И Абрамишин шкурой почувствовал, что время его уходит, ушло, что всё непоправимо, ничего не исправить, что не договориться ему никогда с этими негодяями, что всё: сейчас вызовут в зал – и конец, катастрофа!
– Да пожалейте вы меня-а, – заплакал, наконец, раскачиваясь, несчастный. – Пожалейте! Люди вы или не люди! Не губите! Я заплачу вам! Я всё продам! Я займу! Сколько вы хотите! Сколько! – трясся несчастный человек.
– У тебя денег не хватит, чтобы рассчитаться с моей беляночкой. – Кургузова прицелилась, чмокнула дочь. Дочь дёрнулась, как тряпичная, продолжила жевать. – Алименты нам будешь платить. Нам много теперь денег надо.
Абрамишин зажмурился, взвыл, стукая себя по колену кулачком. Старикан откровенно хохотал, поталкивал Кургузову. Глазки Голиковой бегали. Как в настольной игре шарики…
Абрамишин опомнился, выхватил платок, быстро стал вытирать лицо. Потому что дверь раскрылась. Скучным голосом протокола высокая худая женщина объявила, что такая-то и такие-то (истица и свидетели) и такой-то (ответчик) – вызываются в зал суда. «Товарищ судья! товарищ судья! – втягивался в зал, тараторил в куче, как в водовороте, Абрамишин. – Эта истица занималась прелюбодеяниями. Понимаете? И ребёнок не мой, и ребёнок не мой! Совсем не мой! Понимаете! Неизвестно от кого! И я против развода, против развода! Я сейчас вам всё объясню! всё объясню!» – «Я не судья, – ответила ему женщина, берясь за ручку двери. – Я секретарь». И приостановившийся сторонний наблюдатель увидел в раскрывшейся двери трёх женщин, которые были вставлены в высокие государственные стулья. Увидел дружную четвёрку колышущихся к ним разномастных голов, среди которых преобладала забойная лысина высокого старика. Увидел пятого, с плешью с начёсом, который почему-то отставал от всех, пугался, как голкипер в маске. И всё исчезло – дверь захлопнулась.
Через двадцать семь минут дверь раскрылась – Михаил Яковлевич вышел в коридор. Вывернутые ноги его ступали куда попало, как поломанные.

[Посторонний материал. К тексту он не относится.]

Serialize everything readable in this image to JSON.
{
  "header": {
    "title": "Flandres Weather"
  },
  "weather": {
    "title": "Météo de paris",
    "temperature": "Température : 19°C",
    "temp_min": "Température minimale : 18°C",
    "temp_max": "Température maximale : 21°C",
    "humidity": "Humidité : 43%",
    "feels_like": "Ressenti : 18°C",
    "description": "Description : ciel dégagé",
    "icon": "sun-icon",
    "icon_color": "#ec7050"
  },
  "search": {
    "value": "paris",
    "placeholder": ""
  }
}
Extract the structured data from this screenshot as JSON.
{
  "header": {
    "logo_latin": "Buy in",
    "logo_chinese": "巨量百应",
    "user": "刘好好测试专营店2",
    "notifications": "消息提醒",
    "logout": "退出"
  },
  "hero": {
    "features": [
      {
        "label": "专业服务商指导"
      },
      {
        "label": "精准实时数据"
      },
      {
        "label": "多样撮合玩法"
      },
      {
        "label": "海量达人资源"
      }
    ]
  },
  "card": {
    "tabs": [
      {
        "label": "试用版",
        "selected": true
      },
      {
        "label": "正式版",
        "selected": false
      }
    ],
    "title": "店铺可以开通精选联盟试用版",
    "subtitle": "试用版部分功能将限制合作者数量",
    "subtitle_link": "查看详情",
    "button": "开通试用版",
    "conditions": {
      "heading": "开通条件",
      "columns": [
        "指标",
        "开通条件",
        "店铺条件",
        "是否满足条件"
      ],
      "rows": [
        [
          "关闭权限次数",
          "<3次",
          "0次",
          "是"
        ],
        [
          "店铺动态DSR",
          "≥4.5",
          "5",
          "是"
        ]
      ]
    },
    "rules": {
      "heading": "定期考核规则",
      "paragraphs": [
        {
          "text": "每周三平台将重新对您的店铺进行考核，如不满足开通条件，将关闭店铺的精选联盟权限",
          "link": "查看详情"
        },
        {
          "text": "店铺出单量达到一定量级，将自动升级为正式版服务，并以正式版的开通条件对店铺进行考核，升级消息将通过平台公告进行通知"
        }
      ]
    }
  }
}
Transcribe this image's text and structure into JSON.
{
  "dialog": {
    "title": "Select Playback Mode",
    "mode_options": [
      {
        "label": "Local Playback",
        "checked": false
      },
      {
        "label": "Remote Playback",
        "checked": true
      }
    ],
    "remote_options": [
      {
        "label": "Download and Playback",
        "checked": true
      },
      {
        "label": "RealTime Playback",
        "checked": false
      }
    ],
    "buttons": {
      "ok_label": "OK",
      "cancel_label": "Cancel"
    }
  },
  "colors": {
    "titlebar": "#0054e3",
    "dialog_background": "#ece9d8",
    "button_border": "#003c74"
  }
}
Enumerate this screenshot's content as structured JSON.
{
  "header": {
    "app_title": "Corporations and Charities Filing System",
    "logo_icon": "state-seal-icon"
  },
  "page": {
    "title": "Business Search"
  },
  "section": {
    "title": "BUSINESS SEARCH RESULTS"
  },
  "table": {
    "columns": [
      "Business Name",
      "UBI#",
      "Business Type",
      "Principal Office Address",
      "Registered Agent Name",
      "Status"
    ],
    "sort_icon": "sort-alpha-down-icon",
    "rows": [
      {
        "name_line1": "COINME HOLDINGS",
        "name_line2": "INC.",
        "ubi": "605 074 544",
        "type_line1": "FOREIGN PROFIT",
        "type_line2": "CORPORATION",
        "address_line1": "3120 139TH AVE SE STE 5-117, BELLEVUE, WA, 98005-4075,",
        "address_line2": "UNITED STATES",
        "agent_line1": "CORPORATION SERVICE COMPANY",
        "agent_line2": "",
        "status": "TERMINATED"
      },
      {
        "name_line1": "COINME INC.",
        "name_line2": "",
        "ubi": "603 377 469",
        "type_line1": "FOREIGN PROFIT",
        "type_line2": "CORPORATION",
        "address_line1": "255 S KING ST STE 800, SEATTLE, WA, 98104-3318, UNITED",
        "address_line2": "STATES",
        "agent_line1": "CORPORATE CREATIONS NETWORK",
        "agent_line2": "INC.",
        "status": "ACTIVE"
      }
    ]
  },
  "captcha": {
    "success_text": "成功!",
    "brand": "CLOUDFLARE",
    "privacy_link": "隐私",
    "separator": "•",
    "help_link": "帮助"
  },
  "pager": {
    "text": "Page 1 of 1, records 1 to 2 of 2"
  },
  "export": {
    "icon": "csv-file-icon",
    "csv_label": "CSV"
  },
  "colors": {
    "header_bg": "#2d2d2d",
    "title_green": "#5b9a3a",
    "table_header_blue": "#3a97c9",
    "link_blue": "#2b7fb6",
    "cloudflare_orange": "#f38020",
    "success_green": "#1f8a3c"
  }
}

По улице шёл, в бессилии закидывая голову. Плакал, рыдал. С забросившимся за ухо зачёсом, хвостатый, как редис. Вдруг с маху хлестнул себя по щеке. В небе разом заболталось солнце. Будто банджо на стенке. Бил, бил себя по щекам. Натурально избивал. Плакал, снова бил. В небе больно рвались струны. Прохожие приостанавливались, напрягали глаза.
Так же разом бросив истязанье, сломя голову помчался к Новосёлову. В общежитие. На Хорошевку. К единственному человеку в Москве, которому доверял. Да. Единственному. С которым прожил в одной комнате два года. Душа в душу. Единственному. О, господи!